The Kentucky P20 Innovation Lab: A Partnership for Next Generation Learning being built at UK, will be the primary innovation lab in the state, collaborating with the Western Kentucky University Center for Excellence in Teaching and Learning. UK’s College of Education will accommodate the lab, but efforts are expected to eventually involve other Kentucky universities, school districts statewide and more of UK’s own colleges.

UK announced its commitment to spend $1.5 million over the next three years to launch the lab.

“UK can help younger kids because after doing a survey in our 17 colleges, we found that there are 180 different partnerships with schools around the state,” O’Hair said. “We want to pull those partnerships together to target issues in schools such as motivation, engaging learning, dropout rates and early childhood education.”

According to a release by the College of Education, The Partnership for Next Generation Learning is designed to help states move from their current systems to a new design for public education and influence federal policy to scale, support and sustain what works.
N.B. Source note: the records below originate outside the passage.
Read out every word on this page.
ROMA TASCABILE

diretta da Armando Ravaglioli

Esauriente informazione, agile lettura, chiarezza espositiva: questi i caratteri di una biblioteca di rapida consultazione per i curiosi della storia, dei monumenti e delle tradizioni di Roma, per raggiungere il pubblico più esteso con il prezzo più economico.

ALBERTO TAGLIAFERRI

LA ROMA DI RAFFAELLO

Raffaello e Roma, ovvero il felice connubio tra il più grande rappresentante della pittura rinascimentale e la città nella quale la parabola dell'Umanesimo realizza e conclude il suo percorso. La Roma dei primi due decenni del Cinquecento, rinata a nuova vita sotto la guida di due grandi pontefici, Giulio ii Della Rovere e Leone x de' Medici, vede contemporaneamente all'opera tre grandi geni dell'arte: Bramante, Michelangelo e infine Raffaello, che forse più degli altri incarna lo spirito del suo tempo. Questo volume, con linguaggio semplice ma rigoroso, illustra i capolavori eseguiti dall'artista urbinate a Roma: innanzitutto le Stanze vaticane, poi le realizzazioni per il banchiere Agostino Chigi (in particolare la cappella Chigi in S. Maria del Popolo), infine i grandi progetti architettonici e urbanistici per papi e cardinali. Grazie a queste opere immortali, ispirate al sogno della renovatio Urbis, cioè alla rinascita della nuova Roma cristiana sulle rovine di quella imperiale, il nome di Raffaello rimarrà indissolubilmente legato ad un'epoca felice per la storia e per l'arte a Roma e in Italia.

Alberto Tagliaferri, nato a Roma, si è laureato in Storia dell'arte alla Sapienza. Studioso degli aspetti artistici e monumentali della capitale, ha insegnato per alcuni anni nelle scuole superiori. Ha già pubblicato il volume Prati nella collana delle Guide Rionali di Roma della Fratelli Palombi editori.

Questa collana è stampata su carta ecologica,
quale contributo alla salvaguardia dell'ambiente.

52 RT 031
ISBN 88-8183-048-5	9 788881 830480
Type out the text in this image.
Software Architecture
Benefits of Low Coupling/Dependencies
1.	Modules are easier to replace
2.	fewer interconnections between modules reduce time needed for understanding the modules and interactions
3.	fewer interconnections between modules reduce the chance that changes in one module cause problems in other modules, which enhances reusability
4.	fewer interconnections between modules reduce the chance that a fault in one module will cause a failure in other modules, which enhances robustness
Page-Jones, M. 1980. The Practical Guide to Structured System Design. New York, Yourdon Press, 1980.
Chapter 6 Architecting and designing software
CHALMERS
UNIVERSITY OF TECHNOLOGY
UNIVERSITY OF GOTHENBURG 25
The partnership seeks to create and scale a new system of personalized public education where every child — from early childhood through adolescence — is prepared for life, meaningful work and citizenship.

“The old design featured pockets of excellence throughout education; we now are looking to take what we know works well and help make more schools incorporate those practices,” O’Hair said.

O’Hair said UK’s undergraduate and graduate students can play a large role in developing strong early childhood education by leading the way and learning to be engaged in local schools and communities.

“University students’ knowledge, excitement and models of learning are some of the best ways to help younger students,” O’Hair said.